Mauaense
- Full name: Grêmio Esportivo Mauaense
- Nickname(s): Locomotiva do ABC (Locomotive of the ABC)
- Founded: 15 December 1981; 43 years ago
- Stadium: Pedro Benedetti
- Capacity: 11,986
- President: Marco Antonio Capuano
- Head coach: Luiz Carlos Cavalheiro
- League: Campeonato Paulista Segunda Divisão
- 2024 [pt]: Paulista Segunda Divisão, 11th of 17
| Home colors | Away colors |

= Grêmio Esportivo Mauaense =

Association football club in Brazil

Grêmio Esportivo Mauaense, commonly known as Mauaense, is a Brazilian football club based in Mauá, São Paulo state. It currently plays the Campeonato Paulista Segunda Divisão, the fourth tier of the São Paulo state league. The club was founded in 1981 and spent most of its history in the bottom tiers of the Campeonato Paulista, and has never qualified for the Campeonato Brasileiro. Known as the Locomotiva due to Mauá's status as a railway town, Mauaense had its best seasons from 1985 to 1987, when the club won the Campeonato Paulista Série A3 and played in the second division of the Paulistão for two consecutive years.

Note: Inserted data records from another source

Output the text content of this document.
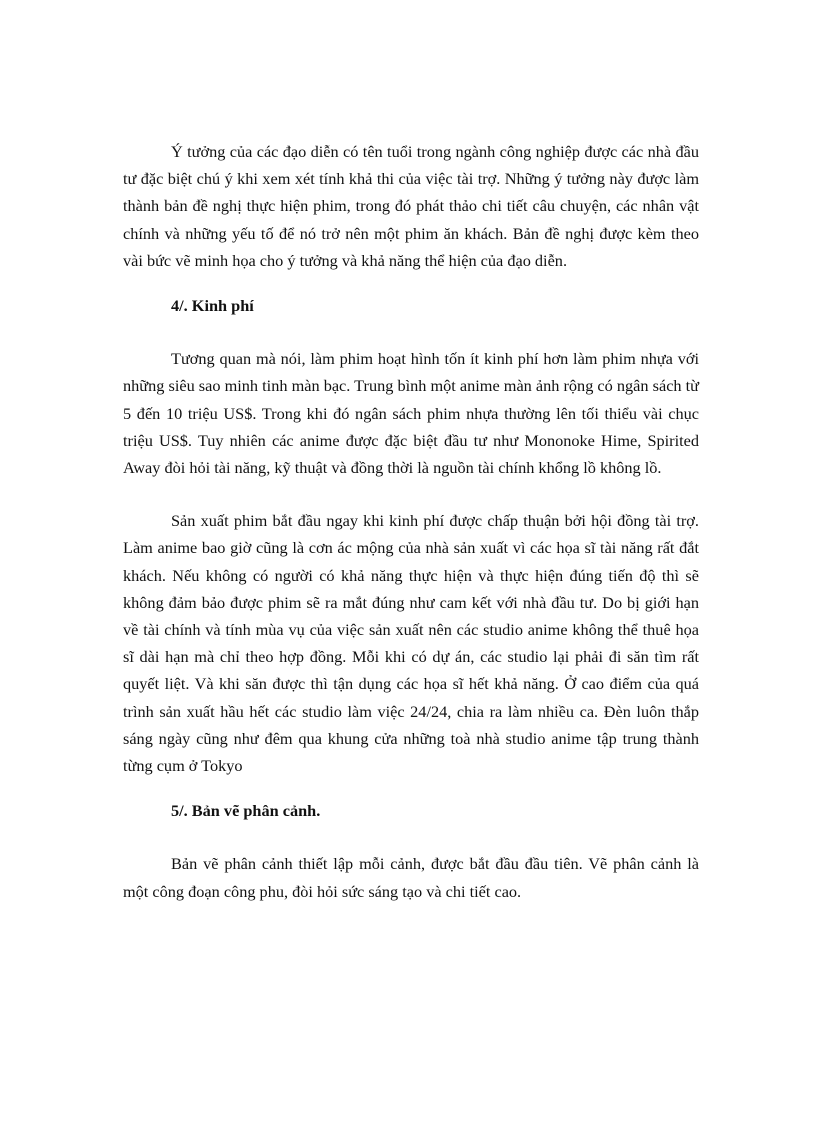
Ý tưởng của các đạo diễn có tên tuổi trong ngành công nghiệp được các nhà đầu tư đặc biệt chú ý khi xem xét tính khả thi của việc tài trợ. Những ý tưởng này được làm thành bản đề nghị thực hiện phim, trong đó phát thảo chi tiết câu chuyện, các nhân vật chính và những yếu tố để nó trở nên một phim ăn khách. Bản đề nghị được kèm theo vài bức vẽ minh họa cho ý tưởng và khả năng thể hiện của đạo diễn.

4/. Kinh phí

Tương quan mà nói, làm phim hoạt hình tốn ít kinh phí hơn làm phim nhựa với những siêu sao minh tinh màn bạc. Trung bình một anime màn ảnh rộng có ngân sách từ 5 đến 10 triệu US$. Trong khi đó ngân sách phim nhựa thường lên tối thiểu vài chục triệu US$. Tuy nhiên các anime được đặc biệt đầu tư như Mononoke Hime, Spirited Away đòi hỏi tài năng, kỹ thuật và đồng thời là nguồn tài chính khổng lồ không lồ.

Sản xuất phim bắt đầu ngay khi kinh phí được chấp thuận bởi hội đồng tài trợ. Làm anime bao giờ cũng là cơn ác mộng của nhà sản xuất vì các họa sĩ tài năng rất đắt khách. Nếu không có người có khả năng thực hiện và thực hiện đúng tiến độ thì sẽ không đảm bảo được phim sẽ ra mắt đúng như cam kết với nhà đầu tư. Do bị giới hạn về tài chính và tính mùa vụ của việc sản xuất nên các studio anime không thể thuê họa sĩ dài hạn mà chỉ theo hợp đồng. Mỗi khi có dự án, các studio lại phải đi săn tìm rất quyết liệt. Và khi săn được thì tận dụng các họa sĩ hết khả năng. Ở cao điểm của quá trình sản xuất hầu hết các studio làm việc 24/24, chia ra làm nhiều ca. Đèn luôn thắp sáng ngày cũng như đêm qua khung cửa những toà nhà studio anime tập trung thành từng cụm ở Tokyo

5/. Bản vẽ phân cảnh.

Bản vẽ phân cảnh thiết lập mỗi cảnh, được bắt đầu đầu tiên. Vẽ phân cảnh là một công đoạn công phu, đòi hỏi sức sáng tạo và chi tiết cao.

Their home ground is Pedro Benedetti Stadium, which has a maximum capacity of 11,986, although only up to 8,567 fans are allowed in by the Military Firefighters Corps.

==History==
The club was founded on December 15, 1981. They won the Campeonato Paulista Série A3 in 1985, and the Campeonato Paulista Segunda Divisão in 2003.

==Achievements==

- Campeonato Paulista Série A3:
  - Winners (1): 1985
- Campeonato Paulista Série A4:
  - Winners (1): 2003

==Stadium==
Grêmio Esportivo Mauaense play their home games at Estádio Pedro Benedetti. The stadium has a maximum capacity of 11,986 people.